The illustrations are superb and often tell the story on their own, which is very helpful to slower readers.

For children who fear books, or who are reluctant readers, this is a Linus-blanket of a book. No sensible parent, teacher, or librarian should neglect to add this book to the arsenal arrayed against the T.V. moguls: It makes the The Flintstones look like a pea and ham packet soup smirking nervously beside a bowl of exquisitely fermented Bouillabase.

Alive and Aware is a storehouse of informative insights. It is mostly suitable for children. in the upper Primary and lower Secondary levels.

A wide range of the sensory skills and characteristics of members of the animal kingdom is explored. Constantly explained comparisons help to show how human sensory equipment matches up to the very sophisticated hardware possessed by other animals. We don’t come out as startling achievers very often. A glossary is included and it is a useful explanation of parts of the text. However, the index may as well be torn out and thrown into the waste paper basket – it’s worse than a mess. I couldn’t find a single index reference that was accurate. I must admit that I lost patience and gave up after seventy tries. References were even made to pages which do not appear in the text – pages one to six. There appeared to be no pattern to the whole chaos, so I have no helpful suggestions to make to the reader.

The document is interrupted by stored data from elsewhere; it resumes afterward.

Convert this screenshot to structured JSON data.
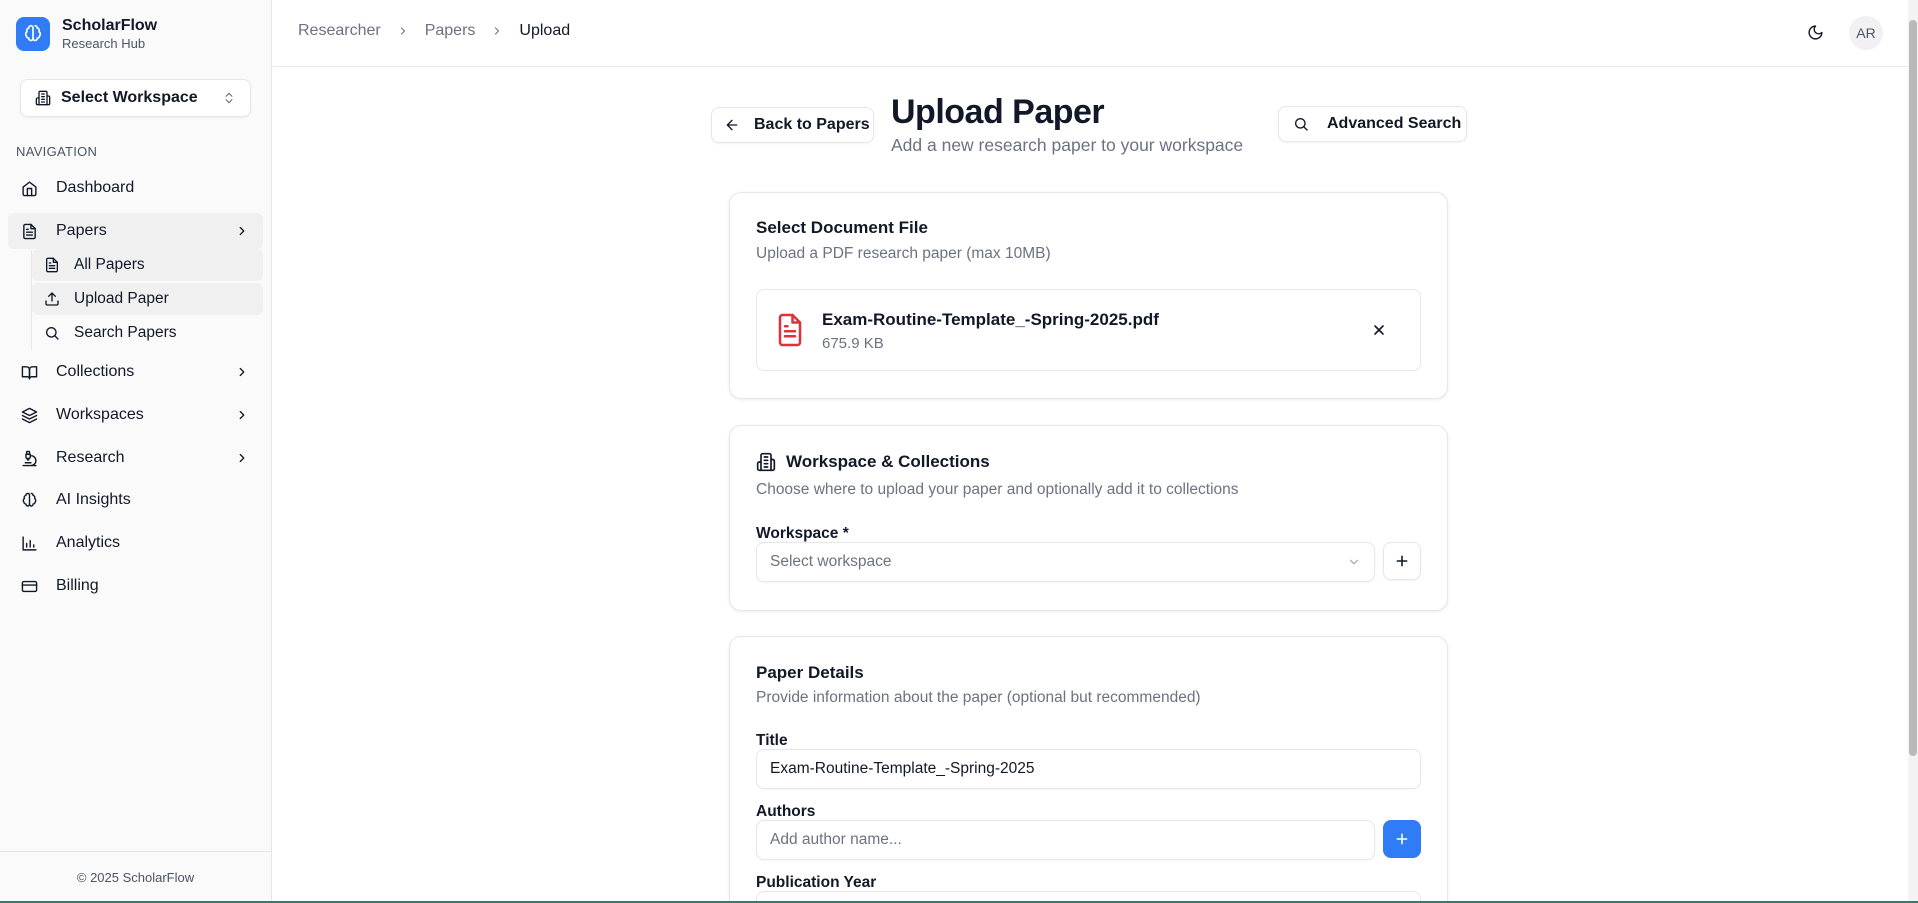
{
  "brand": {
    "name": "ScholarFlow",
    "subtitle": "Research Hub"
  },
  "workspace_selector": {
    "label": "Select Workspace"
  },
  "sidebar": {
    "section_title": "NAVIGATION",
    "items": [
      {
        "label": "Dashboard",
        "icon": "home-icon"
      },
      {
        "label": "Papers",
        "icon": "file-text-icon",
        "expanded": true
      },
      {
        "label": "Collections",
        "icon": "book-open-icon"
      },
      {
        "label": "Workspaces",
        "icon": "layers-icon"
      },
      {
        "label": "Research",
        "icon": "microscope-icon"
      },
      {
        "label": "AI Insights",
        "icon": "brain-icon"
      },
      {
        "label": "Analytics",
        "icon": "bar-chart-icon"
      },
      {
        "label": "Billing",
        "icon": "credit-card-icon"
      }
    ],
    "papers_sub": [
      {
        "label": "All Papers",
        "icon": "file-text-icon"
      },
      {
        "label": "Upload Paper",
        "icon": "upload-icon"
      },
      {
        "label": "Search Papers",
        "icon": "search-icon"
      }
    ],
    "footer": "© 2025 ScholarFlow"
  },
  "breadcrumb": [
    "Researcher",
    "Papers",
    "Upload"
  ],
  "user": {
    "initials": "AR"
  },
  "page": {
    "back_label": "Back to Papers",
    "title": "Upload Paper",
    "subtitle": "Add a new research paper to your workspace",
    "advanced_search_label": "Advanced Search"
  },
  "file_card": {
    "title": "Select Document File",
    "description": "Upload a PDF research paper (max 10MB)",
    "file_name": "Exam-Routine-Template_-Spring-2025.pdf",
    "file_size": "675.9 KB"
  },
  "workspace_card": {
    "title": "Workspace & Collections",
    "description": "Choose where to upload your paper and optionally add it to collections",
    "workspace_label": "Workspace *",
    "workspace_placeholder": "Select workspace"
  },
  "details_card": {
    "title": "Paper Details",
    "description": "Provide information about the paper (optional but recommended)",
    "title_label": "Title",
    "title_value": "Exam-Routine-Template_-Spring-2025",
    "authors_label": "Authors",
    "authors_placeholder": "Add author name...",
    "year_label": "Publication Year"
  },
  "colors": {
    "primary": "#2f7cf6",
    "pdf_icon": "#e0313a",
    "sidebar_bg": "#fafafa"
  }
}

The illustrations are just right for the book, and they balance the text well. Two little space people make their appearance from time to time, and make valiant efforts at light relief. As nearly half of the book concentrated on the sense of sight and the place of color, more use of color in the drawings could have enhanced the impact of the book.

Eleanor Stodart has an easy, fluent style which is memorable and which makes for absorbing reading. The book will add quite a deal to the knowledge children have of the sensory world, but please, writer and publisher, fix that index up!